International Union for Physical and Engineering Sciences in Medicine (IUPESM)
- International Union for Physical and Engineering Sciences in Medicine (IUPESM)
- Abbreviation: IUPESM
- Formation: 1980; 46 years ago
- Headquarters: Ottawa, Canada (until 2018) York, United Kingdom (since 2018)
- Region served: Global
- Official language: English
- President: James C.H. Goh, PhD
- Parent organization: International Science Council
- Website: IUPESM Official website

= International Union for Physical and Engineering Sciences in Medicine =

The International Union for Physical and Engineering Sciences in Medicine (IUPESM) is an international non-governmental organization - the umbrella organization for the International Organization for Medical Physics (IOMP) and International Federation of Medical and Biological Engineering (IFMBE).
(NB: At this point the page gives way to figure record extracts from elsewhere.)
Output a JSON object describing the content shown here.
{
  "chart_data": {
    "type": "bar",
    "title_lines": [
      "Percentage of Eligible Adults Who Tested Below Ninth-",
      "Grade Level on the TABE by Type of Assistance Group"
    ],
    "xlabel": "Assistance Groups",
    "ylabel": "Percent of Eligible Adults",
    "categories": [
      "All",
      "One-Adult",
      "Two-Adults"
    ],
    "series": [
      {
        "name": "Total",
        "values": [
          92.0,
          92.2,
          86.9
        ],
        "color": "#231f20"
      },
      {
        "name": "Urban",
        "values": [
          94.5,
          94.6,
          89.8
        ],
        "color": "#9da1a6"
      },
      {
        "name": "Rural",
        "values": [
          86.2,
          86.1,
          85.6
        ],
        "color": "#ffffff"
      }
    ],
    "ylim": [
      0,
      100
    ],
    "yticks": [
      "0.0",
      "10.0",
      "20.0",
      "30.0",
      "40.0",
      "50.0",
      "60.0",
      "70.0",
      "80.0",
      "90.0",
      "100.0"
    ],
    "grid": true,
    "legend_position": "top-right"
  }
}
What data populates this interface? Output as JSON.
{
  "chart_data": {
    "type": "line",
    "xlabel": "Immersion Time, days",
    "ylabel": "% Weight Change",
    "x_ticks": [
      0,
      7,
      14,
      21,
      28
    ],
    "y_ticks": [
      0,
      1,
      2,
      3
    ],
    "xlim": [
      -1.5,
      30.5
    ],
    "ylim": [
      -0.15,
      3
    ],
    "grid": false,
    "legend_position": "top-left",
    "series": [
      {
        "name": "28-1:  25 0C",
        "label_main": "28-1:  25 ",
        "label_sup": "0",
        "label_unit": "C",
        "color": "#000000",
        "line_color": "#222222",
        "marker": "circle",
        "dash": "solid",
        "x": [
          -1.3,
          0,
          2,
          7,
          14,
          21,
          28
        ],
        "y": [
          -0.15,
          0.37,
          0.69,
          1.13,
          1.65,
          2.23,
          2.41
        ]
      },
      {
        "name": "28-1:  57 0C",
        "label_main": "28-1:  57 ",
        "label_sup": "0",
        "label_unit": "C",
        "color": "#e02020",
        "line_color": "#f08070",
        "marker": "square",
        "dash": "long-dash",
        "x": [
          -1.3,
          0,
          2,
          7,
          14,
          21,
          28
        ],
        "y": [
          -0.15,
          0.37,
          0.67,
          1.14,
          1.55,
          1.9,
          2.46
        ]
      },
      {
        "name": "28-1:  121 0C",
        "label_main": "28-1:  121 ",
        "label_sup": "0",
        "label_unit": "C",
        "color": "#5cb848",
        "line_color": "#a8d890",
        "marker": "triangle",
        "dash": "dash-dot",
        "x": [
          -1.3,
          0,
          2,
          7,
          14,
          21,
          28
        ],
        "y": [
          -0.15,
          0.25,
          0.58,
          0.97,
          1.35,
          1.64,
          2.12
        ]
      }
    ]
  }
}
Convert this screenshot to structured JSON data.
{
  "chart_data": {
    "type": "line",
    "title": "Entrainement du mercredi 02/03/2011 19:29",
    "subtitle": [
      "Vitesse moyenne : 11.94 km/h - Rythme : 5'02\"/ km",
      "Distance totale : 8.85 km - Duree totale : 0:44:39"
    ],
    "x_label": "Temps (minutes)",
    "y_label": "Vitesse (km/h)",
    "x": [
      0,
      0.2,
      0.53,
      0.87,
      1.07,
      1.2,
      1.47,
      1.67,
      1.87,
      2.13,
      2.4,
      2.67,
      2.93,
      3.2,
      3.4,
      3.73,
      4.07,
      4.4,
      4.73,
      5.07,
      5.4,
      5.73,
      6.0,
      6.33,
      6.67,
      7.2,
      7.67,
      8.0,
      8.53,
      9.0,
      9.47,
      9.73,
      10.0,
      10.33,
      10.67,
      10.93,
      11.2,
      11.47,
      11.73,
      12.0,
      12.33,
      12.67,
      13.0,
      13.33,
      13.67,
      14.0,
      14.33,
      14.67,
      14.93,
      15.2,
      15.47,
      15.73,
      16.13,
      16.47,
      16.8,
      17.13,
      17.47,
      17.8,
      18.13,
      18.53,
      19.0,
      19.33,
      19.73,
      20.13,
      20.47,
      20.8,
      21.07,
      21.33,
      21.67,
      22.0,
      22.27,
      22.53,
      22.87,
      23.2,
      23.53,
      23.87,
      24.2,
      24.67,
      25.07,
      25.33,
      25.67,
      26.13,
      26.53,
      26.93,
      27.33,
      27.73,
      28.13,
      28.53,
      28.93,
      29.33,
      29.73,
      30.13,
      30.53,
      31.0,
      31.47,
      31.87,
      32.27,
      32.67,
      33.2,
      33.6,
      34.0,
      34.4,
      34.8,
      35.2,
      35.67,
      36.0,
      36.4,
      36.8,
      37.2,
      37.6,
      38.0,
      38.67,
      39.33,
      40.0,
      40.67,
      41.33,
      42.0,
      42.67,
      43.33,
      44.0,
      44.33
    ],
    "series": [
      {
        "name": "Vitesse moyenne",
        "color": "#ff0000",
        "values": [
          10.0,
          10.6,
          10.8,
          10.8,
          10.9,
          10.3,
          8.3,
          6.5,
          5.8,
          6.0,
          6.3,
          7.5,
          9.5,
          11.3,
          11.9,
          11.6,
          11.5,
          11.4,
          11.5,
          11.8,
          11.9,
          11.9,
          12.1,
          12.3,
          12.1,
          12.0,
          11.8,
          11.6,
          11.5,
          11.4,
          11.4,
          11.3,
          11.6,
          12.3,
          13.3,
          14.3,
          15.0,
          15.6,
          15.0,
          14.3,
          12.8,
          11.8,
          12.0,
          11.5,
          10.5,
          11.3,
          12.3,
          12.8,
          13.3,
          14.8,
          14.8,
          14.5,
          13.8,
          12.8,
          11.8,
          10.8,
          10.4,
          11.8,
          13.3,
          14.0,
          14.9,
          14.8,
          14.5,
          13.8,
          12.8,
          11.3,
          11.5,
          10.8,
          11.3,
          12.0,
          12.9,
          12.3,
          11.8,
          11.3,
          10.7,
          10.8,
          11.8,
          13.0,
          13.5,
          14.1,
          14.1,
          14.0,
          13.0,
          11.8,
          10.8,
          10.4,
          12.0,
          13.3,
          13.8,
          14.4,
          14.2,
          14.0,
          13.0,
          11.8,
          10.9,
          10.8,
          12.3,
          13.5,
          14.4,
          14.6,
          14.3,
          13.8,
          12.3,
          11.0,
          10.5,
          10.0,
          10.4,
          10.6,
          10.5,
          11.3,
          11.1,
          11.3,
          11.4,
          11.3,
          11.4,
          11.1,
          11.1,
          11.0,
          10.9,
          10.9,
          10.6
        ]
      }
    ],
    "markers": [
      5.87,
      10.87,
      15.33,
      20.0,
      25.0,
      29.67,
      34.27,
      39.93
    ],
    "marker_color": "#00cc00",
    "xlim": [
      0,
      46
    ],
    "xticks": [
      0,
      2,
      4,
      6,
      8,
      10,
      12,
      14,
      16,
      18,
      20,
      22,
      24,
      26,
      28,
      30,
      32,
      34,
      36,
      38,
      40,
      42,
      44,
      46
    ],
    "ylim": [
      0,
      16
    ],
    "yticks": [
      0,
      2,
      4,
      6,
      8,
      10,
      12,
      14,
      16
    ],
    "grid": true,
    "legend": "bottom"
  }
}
IUPESM was established in 1980, following a discussion during the Combined Meeting of the 12th International Conference on Medical and Biological Engineering and 5th International Conference on Medical Physics held in Jerusalem in 1979. In 1983 IUPESM became an associate member and in 1999 a full member of the International Science Council (former International Council for Science, ICSU).

== International Federation of Medical and Biological Engineering (IFMBE) ==
The International Federation for Medical and Biological Engineering (IFMBE) is a federation of national and transnational societies.

== Health and Technology journal ==
Health and Technology is the official journal of the IUPESM.